A controprova del sostanziale disinteresse di Trump riguardo all’effettivo benessere dei consumatori c’è anche la mai abbandonata intenzione di smantellare il Consumer Financial Protection Bureau, organismo creato dopo la crisi del 2008 per vigilare su banche e finanziarie a tutela dei clienti. Nei giorni scorsi il suo ex direttore Richard Cordray su Substack ha ricordato che l’agenzia, finita nel mirino del (nel frattempo a sua volta soppresso) Doge di Musk e poi al centro di una guerra a colpi di carte bollate per evitarne l’abolizione, ha dovuto sospendere gran parte delle azioni contro società finanziarie accusate di abusi mentre il nuovo direttore facente funzioni Russell Vought fa di tutto per licenziare mille funzionari e “sabotare” il sistema che gestisce i reclami dei cittadini.

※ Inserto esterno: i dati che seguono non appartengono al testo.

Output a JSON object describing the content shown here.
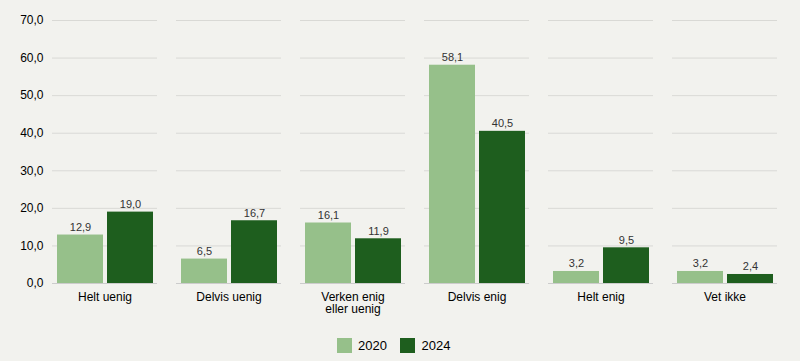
{
  "chart_data": {
    "type": "bar",
    "categories": [
      "Helt uenig",
      "Delvis uenig",
      "Verken enig\neller uenig",
      "Delvis enig",
      "Helt enig",
      "Vet ikke"
    ],
    "series": [
      {
        "name": "2020",
        "color": "#96C08A",
        "values": [
          12.9,
          6.5,
          16.1,
          58.1,
          3.2,
          3.2
        ],
        "value_labels": [
          "12,9",
          "6,5",
          "16,1",
          "58,1",
          "3,2",
          "3,2"
        ]
      },
      {
        "name": "2024",
        "color": "#1E5E1E",
        "values": [
          19.0,
          16.7,
          11.9,
          40.5,
          9.5,
          2.4
        ],
        "value_labels": [
          "19,0",
          "16,7",
          "11,9",
          "40,5",
          "9,5",
          "2,4"
        ]
      }
    ],
    "ylim": [
      0,
      70
    ],
    "yticks": [
      {
        "value": 0,
        "label": "0,0"
      },
      {
        "value": 10,
        "label": "10,0"
      },
      {
        "value": 20,
        "label": "20,0"
      },
      {
        "value": 30,
        "label": "30,0"
      },
      {
        "value": 40,
        "label": "40,0"
      },
      {
        "value": 50,
        "label": "50,0"
      },
      {
        "value": 60,
        "label": "60,0"
      },
      {
        "value": 70,
        "label": "70,0"
      }
    ],
    "grid": true,
    "legend": "bottom",
    "data_labels": true
  }
}
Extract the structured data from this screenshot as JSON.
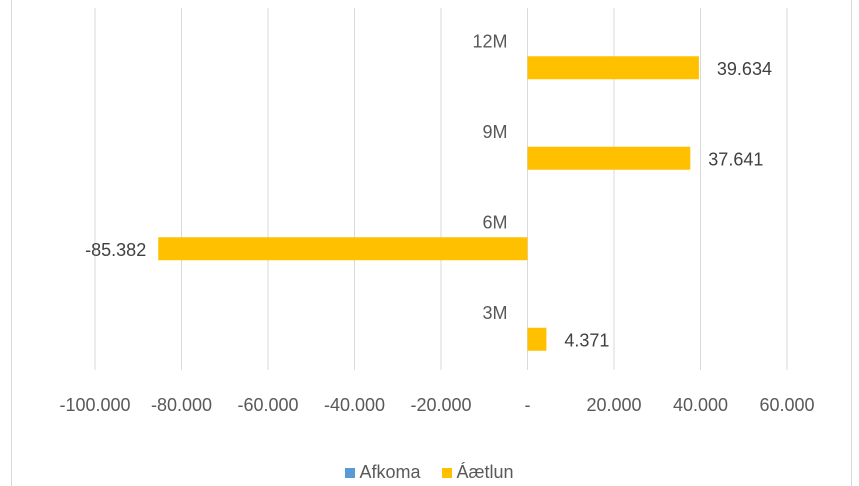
{
  "chart_data": {
    "type": "bar",
    "orientation": "horizontal",
    "categories": [
      "3M",
      "6M",
      "9M",
      "12M"
    ],
    "series": [
      {
        "name": "Afkoma",
        "values": [
          null,
          null,
          null,
          null
        ],
        "color": "#5B9BD5"
      },
      {
        "name": "Áætlun",
        "values": [
          4371,
          -85382,
          37641,
          39634
        ],
        "color": "#FFC000"
      }
    ],
    "data_labels": [
      "4.371",
      "-85.382",
      "37.641",
      "39.634"
    ],
    "x_ticks": [
      {
        "value": -100000,
        "label": "-100.000"
      },
      {
        "value": -80000,
        "label": "-80.000"
      },
      {
        "value": -60000,
        "label": "-60.000"
      },
      {
        "value": -40000,
        "label": "-40.000"
      },
      {
        "value": -20000,
        "label": "-20.000"
      },
      {
        "value": 0,
        "label": "-"
      },
      {
        "value": 20000,
        "label": "20.000"
      },
      {
        "value": 40000,
        "label": "40.000"
      },
      {
        "value": 60000,
        "label": "60.000"
      }
    ],
    "xlim": [
      -100000,
      60000
    ],
    "title": "",
    "xlabel": "",
    "ylabel": "",
    "grid": true,
    "legend_position": "bottom"
  }
}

Intanto la minacciata – e in parte realizzata – guerra commerciale dichiarata durante il “Liberation day” è ben lungi dall’aver aperto la strada alla promessa età dell’oro caratterizzata da salari più alti e prosperità diffusa. Alcuni comparti stanno soffrendo pesanti danni, tanto da rendere necessari ingenti investimenti solo per risarcire chi ha subito perdite. Nei giorni scorsi la Casa Bianca ha annunciato un pacchetto di aiuti da 12 miliardi per gli agricoltori, affossati dai costi crescenti di semi e fertilizzanti e dalla drastica riduzione dell’import di soia da parte della Cina prima che i due Paesi siglassero una tregua. Il segretario al Tesoro Scott Bessent ha parlato di “liquidità ponte” per superare un “periodo di aggiustamento” fino al manifestarsi dei benefici delle politiche trumpiane. Per ora, la descrizione più accurata è che gli introiti arrivati dall’aumento delle tariffe vengono impiegati per mettere una pezza ai problemi causati dalle tariffe stesse.